Le travail n’est pas fini, mais on a posé les fondations.
Ces appels n’ont donc pas été vains. Alors qu’un nuage de gaz lacrymogène s’élève devant le siège des Écologistes, en raison de la répression des manifestant·es par les forces de l’ordre, les dirigeant·es de gauche poursuivaient encore la discussion en fin de soirée. Car les négociations sont loin d’avoir entièrement abouti.
« Le travail n’est pas fini, mais on a posé les fondations », se félicite Cyrielle Chatelain, présidente du groupe écologiste à l’Assemblée nationale jointe par téléphone. À ses yeux, « il y a une volonté très forte d’aller vers une dynamique nationale », mais celle-ci doit encore faire l’objet d’un compromis sur deux points : le contenu du programme des cent jours et la répartition des circonscriptions.
Pour ce qui est du programme, qui sera sensiblement plus limité que celui de la Nupes en raison de la contrainte du temps – les élections sont dans moins de vingt jours et il faut pouvoir commencer la campagne le plus tôt possible –, les partis ont émis leurs volontés dans des communiqués respectifs.
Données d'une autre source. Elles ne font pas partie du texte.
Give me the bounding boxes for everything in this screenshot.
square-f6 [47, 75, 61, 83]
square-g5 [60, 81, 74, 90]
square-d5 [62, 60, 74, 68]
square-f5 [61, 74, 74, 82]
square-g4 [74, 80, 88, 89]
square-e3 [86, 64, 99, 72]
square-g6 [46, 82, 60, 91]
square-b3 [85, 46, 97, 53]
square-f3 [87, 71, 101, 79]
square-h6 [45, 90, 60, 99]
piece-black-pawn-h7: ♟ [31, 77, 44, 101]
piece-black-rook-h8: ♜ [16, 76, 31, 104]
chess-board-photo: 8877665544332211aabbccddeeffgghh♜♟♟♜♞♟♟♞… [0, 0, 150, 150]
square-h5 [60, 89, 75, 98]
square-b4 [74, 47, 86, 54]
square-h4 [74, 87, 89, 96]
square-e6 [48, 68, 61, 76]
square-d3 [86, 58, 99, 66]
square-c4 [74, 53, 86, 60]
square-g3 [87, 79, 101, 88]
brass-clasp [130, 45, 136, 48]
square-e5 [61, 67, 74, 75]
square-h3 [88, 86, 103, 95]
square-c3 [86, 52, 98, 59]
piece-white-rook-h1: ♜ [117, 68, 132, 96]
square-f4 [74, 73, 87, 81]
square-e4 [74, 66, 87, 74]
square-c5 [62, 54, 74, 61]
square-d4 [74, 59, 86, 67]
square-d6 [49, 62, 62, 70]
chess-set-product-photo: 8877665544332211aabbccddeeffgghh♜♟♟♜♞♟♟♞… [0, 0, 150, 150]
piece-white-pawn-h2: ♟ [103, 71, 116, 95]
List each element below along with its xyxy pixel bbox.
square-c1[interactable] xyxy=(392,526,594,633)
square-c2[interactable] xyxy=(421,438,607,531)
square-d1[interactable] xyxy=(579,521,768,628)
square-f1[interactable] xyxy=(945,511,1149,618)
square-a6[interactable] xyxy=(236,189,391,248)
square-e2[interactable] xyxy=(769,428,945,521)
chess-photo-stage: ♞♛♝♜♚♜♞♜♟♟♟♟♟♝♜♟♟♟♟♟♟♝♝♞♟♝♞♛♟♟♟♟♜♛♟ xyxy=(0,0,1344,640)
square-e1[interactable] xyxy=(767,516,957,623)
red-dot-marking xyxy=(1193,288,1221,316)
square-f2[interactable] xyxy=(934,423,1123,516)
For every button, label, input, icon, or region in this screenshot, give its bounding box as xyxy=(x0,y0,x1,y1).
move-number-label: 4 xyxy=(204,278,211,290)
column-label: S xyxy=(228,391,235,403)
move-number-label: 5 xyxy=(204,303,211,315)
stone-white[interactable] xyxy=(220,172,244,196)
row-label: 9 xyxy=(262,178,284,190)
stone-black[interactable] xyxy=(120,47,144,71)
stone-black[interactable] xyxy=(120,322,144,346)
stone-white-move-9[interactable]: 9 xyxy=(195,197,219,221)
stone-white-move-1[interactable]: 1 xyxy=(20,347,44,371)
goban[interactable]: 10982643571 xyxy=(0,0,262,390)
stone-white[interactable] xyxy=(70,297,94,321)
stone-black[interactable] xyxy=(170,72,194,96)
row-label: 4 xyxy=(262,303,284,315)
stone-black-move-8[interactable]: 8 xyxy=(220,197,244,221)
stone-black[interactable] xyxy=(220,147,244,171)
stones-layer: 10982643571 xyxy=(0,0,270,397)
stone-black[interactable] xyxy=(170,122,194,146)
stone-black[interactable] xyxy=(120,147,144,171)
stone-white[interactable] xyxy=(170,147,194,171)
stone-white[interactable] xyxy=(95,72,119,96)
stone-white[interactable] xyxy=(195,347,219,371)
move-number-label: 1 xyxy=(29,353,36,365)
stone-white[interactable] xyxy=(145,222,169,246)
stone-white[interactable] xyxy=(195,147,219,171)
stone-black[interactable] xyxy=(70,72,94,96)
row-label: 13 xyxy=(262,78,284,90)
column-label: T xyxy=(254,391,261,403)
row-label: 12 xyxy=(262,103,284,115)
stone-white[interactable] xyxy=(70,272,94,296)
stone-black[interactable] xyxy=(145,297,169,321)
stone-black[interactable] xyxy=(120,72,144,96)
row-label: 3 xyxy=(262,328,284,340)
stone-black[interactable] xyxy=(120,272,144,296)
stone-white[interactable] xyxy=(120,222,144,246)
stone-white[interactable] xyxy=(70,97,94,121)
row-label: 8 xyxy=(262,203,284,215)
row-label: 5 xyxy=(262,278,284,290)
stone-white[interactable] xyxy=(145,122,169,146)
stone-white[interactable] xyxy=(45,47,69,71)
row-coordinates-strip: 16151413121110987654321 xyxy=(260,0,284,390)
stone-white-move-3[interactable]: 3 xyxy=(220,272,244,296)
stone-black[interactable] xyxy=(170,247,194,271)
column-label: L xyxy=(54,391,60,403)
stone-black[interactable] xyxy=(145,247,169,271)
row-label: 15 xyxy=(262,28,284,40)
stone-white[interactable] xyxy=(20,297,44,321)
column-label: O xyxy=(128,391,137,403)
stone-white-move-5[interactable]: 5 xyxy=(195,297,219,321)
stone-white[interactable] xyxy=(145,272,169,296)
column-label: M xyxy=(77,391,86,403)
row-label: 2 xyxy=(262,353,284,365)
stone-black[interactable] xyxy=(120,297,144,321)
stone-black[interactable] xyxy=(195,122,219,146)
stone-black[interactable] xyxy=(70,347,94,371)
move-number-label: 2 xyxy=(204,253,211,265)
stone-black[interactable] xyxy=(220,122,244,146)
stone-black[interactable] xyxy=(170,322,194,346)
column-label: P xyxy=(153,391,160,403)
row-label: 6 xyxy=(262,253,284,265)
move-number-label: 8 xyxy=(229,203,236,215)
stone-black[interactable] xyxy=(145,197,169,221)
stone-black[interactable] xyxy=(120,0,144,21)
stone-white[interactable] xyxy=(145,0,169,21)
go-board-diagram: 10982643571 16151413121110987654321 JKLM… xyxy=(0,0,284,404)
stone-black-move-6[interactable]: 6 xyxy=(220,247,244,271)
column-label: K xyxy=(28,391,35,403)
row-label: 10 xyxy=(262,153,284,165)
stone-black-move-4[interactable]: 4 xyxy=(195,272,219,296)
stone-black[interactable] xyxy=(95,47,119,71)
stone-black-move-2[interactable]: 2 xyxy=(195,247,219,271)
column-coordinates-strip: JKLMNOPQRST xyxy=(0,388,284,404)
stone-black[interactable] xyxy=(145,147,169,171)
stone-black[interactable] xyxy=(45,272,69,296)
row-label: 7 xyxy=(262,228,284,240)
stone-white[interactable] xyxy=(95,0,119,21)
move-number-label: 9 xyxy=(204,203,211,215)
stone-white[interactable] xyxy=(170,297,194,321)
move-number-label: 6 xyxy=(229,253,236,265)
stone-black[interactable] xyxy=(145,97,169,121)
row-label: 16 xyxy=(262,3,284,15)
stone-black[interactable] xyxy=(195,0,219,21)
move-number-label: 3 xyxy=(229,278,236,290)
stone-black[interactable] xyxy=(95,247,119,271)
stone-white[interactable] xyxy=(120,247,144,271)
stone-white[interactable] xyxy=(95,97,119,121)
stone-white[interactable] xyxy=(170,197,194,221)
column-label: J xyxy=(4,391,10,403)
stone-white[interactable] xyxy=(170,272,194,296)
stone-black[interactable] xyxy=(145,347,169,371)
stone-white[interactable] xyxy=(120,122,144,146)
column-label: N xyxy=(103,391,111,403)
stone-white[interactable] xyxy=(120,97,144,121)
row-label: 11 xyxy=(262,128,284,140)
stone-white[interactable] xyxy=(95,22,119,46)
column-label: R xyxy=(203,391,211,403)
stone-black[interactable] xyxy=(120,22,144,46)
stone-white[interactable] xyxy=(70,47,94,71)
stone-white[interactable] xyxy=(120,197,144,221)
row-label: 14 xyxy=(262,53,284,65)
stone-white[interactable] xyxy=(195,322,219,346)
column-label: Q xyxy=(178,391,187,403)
Celles du PS et de Place publique comprennent des revendications clivantes avec LFI, comme « le rejet de la brutalisation du débat public et de la violence physique ou verbale », qui est devenu le leitmotiv de Raphaël Glucksmann pour dénoncer les propos outranciers de Jean-Luc Mélenchon ces dernières semaines. Celles de LFI comprennent des revendications clivantes avec le PS, comme le « retour à la retraite à 60 ans » et « le refus des grands projets inutiles et imposés » comme le projet d’autoroute A69.
Manifestation sur la place de la République à Paris, pour appeler à l’union contre le Rassemblement national le 10 juin 2024. © Photo Ibrahim Ezzat / NurPhoto via AFP
Les négociations ne font donc que débuter alors que les craintes d’une fracture à gauche avaient grandi ces derniers jours. Le 10 juin encore, interrogé au « 20 heures » de France 2, Raphaël Glucksmann, fort de ses 13,8 % (contre 9,9 % pour LFI), s’est montré inflexible à propos des conditions d’une union : « Il faut un cap clair, on ne va pas refaire la Nupes, il y a eu une inversion du rapport de force, je suis en tête à gauche », a-t-il déclaré avant de proposer que Laurent Berger, l’ancien secrétaire général de la CFDT, soit premier ministre d’un gouvernement de gauche.
Programme, circonscriptions et élargissement restent en suspens
L’eurodéputée Place publique Aurore Lalucq, présente lors des négociations, a d’ailleurs relativisé dans un tweet l’importance du premier pas effectué en direction d’un « nouveau front populaire » : « Ce n’est pas un accord, juste une ouverture de discussion qui a permis de poser nos conditions », dont la « ligne clairement proeuropéenne » et « le rejet de la brutalisation de la vie politique et des calomnies ».
Avec la même prudence, une source socialiste confiait ainsi lundi soir : « Ce soir, on n’a pas topé l’accord définitif. On veut créer les conditions d’un front populaire, et on est au travail pour ça, mais ce n’est que le tout début. On a besoin de préciser un certain nombre de choses sur le programme et sur les circonscriptions. »
Le député LFI Paul Vannier, joint par téléphone, est pour sa part plus optimiste sur le pas qui a été franchi. Depuis des jours, LFI se dit toujours prête à l’union, mais en posant des conditions sur la ligne. « Nous avons acté une feuille de route qui repose sur le marqueur de la rupture et qui propose une stratégie d’élargissement : cela correspond à l’état d’esprit de la Nupes », affirme-t-il, estimant que l’orientation prise « rompt avec le macronisme et l’orientation libérale des gouvernements de ces vingt dernières années ». Après cette étape indispensable, des chantiers concrets sont donc ouverts.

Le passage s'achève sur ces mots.